Pois, o ano letivo começou na última segunda-feira, 18. Só que a falta de professores faz com que dezenas de escolas não tenham iniciado as aulas. Algumas, a previsão é para a próxima segunda-feira, 25.

Nessa última semana, praticamente, todos os dias o Diário Oficial do Estado trouxe, com o objetivo de equacionar a falta de professores, a convocação de professores aprovados no processo simplificado realizado já pela atual gestão. Mesmo assim, as reclamações são constantes.

A última vem do município de Porto Acre, onde a professora Neide Cardoso Siqueira, aprovada para o cargo de pedagoga, denuncia os critérios de convocação.

Aprovada em terceiro lugar, Neide afirma que optou na hora da inscrição pela zona urbana. O absurdo, segunda ela, é que, além, de não ter sido chamada, estão lotando professores que foram aprovados para a zona rural nas escolas urbanas.

“Chamaram mais de 20 professores que passaram pra zona rural e estão colocando alguns deles nas escolas onde a gente deveria tá dando aula, mas ainda não fomos chamados”, diz.

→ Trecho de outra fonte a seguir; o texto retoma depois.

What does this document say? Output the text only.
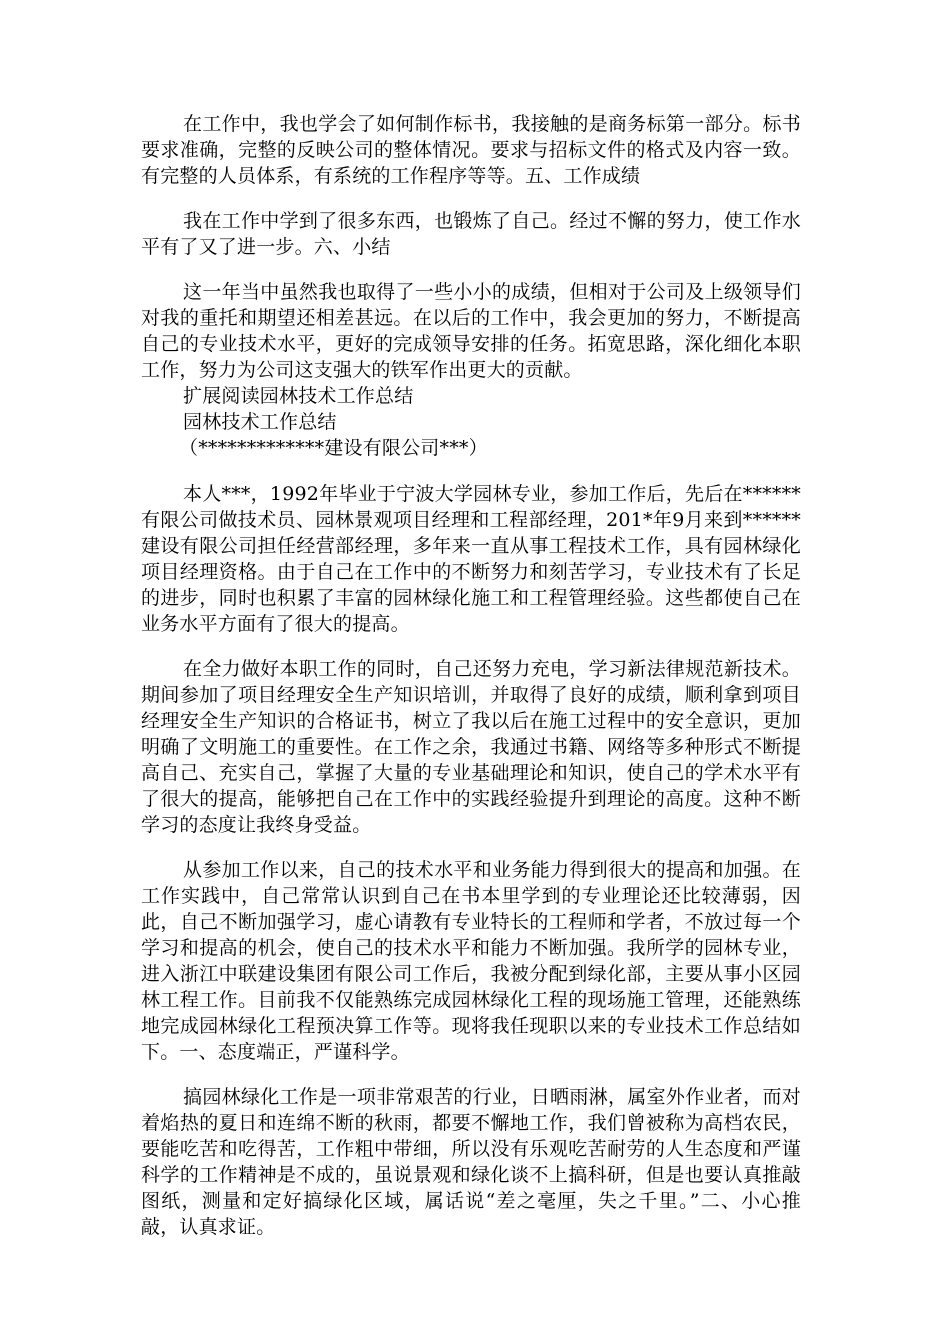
在工作中，我也学会了如何制作标书，我接触的是商务标第一部分。标书要求准确，完整的反映公司的整体情况。要求与招标文件的格式及内容一致。有完整的人员体系，有系统的工作程序等等。五、工作成绩

我在工作中学到了很多东西，也锻炼了自己。经过不懈的努力，使工作水平有了又了进一步。六、小结

这一年当中虽然我也取得了一些小小的成绩，但相对于公司及上级领导们对我的重托和期望还相差甚远。在以后的工作中，我会更加的努力，不断提高自己的专业技术水平，更好的完成领导安排的任务。拓宽思路，深化细化本职工作，努力为公司这支强大的铁军作出更大的贡献。

扩展阅读园林技术工作总结

园林技术工作总结

（*************建设有限公司***）

本人***，1992年毕业于宁波大学园林专业，参加工作后，先后在******有限公司做技术员、园林景观项目经理和工程部经理，201*年9月来到******建设有限公司担任经营部经理，多年来一直从事工程技术工作，具有园林绿化项目经理资格。由于自己在工作中的不断努力和刻苦学习，专业技术有了长足的进步，同时也积累了丰富的园林绿化施工和工程管理经验。这些都使自己在业务水平方面有了很大的提高。

在全力做好本职工作的同时，自己还努力充电，学习新法律规范新技术。期间参加了项目经理安全生产知识培训，并取得了良好的成绩，顺利拿到项目经理安全生产知识的合格证书，树立了我以后在施工过程中的安全意识，更加明确了文明施工的重要性。在工作之余，我通过书籍、网络等多种形式不断提高自己、充实自己，掌握了大量的专业基础理论和知识，使自己的学术水平有了很大的提高，能够把自己在工作中的实践经验提升到理论的高度。这种不断学习的态度让我终身受益。

从参加工作以来，自己的技术水平和业务能力得到很大的提高和加强。在工作实践中，自己常常认识到自己在书本里学到的专业理论还比较薄弱，因此，自己不断加强学习，虚心请教有专业特长的工程师和学者，不放过每一个学习和提高的机会，使自己的技术水平和能力不断加强。我所学的园林专业，进入浙江中联建设集团有限公司工作后，我被分配到绿化部，主要从事小区园林工程工作。目前我不仅能熟练完成园林绿化工程的现场施工管理，还能熟练地完成园林绿化工程预决算工作等。现将我任现职以来的专业技术工作总结如下。一、态度端正，严谨科学。

搞园林绿化工作是一项非常艰苦的行业，日晒雨淋，属室外作业者，而对着焰热的夏日和连绵不断的秋雨，都要不懈地工作，我们曾被称为高档农民，要能吃苦和吃得苦，工作粗中带细，所以没有乐观吃苦耐劳的人生态度和严谨科学的工作精神是不成的，虽说景观和绿化谈不上搞科研，但是也要认真推敲图纸，测量和定好搞绿化区域，属话说“差之毫厘，失之千里。”二、小心推敲，认真求证。
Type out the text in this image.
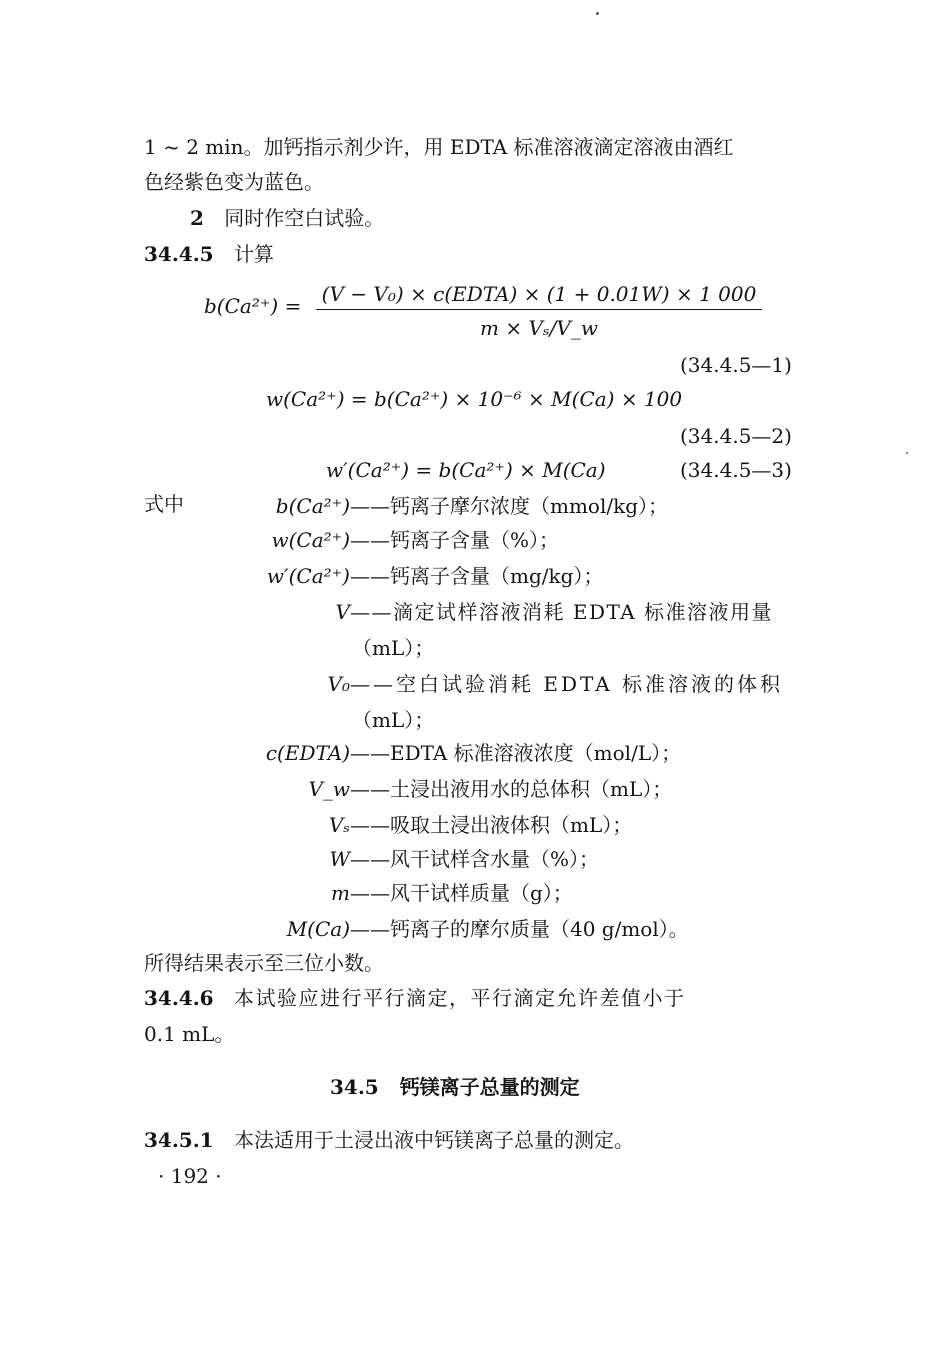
1 ~ 2 min。加钙指示剂少许，用 EDTA 标准溶液滴定溶液由酒红
色经紫色变为蓝色。
2 同时作空白试验。
34.4.5 计算
b(Ca²⁺) = (V − V₀) × c(EDTA) × (1 + 0.01W) × 1 000
m × Vₛ/V_w
(34.4.5—1)
w(Ca²⁺) = b(Ca²⁺) × 10⁻⁶ × M(Ca) × 100
(34.4.5—2)
w′(Ca²⁺) = b(Ca²⁺) × M(Ca)	(34.4.5—3)
式中	b(Ca²⁺) ——钙离子摩尔浓度（mmol/kg）；
w(Ca²⁺) ——钙离子含量（%）；
w′(Ca²⁺) ——钙离子含量（mg/kg）；
V ——滴定试样溶液消耗 EDTA 标准溶液用量
（mL）；
V₀ ——空白试验消耗 EDTA 标准溶液的体积
（mL）；
c(EDTA) ——EDTA 标准溶液浓度（mol/L）；
V_w ——土浸出液用水的总体积（mL）；
Vₛ ——吸取土浸出液体积（mL）；
W ——风干试样含水量（%）；
m ——风干试样质量（g）；
M(Ca) ——钙离子的摩尔质量（40 g/mol）。
所得结果表示至三位小数。
34.4.6 本试验应进行平行滴定，平行滴定允许差值小于
0.1 mL。
34.5 钙镁离子总量的测定
34.5.1 本法适用于土浸出液中钙镁离子总量的测定。
· 192 ·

“Essas escolas são todas consideradas zona urbana desde 2013. Tanto que em concurso realizado pela prefeitura de Porto Acre essas escolas são consideradas zona urbana. Então, não consigo entender porque ainda não fui chamada e estão lotando professores que passaram para zona rural”, explica Neide.

Procurada, a Secretaria Estadual de Educação, Cultura e Esporte ainda não se pronunciou.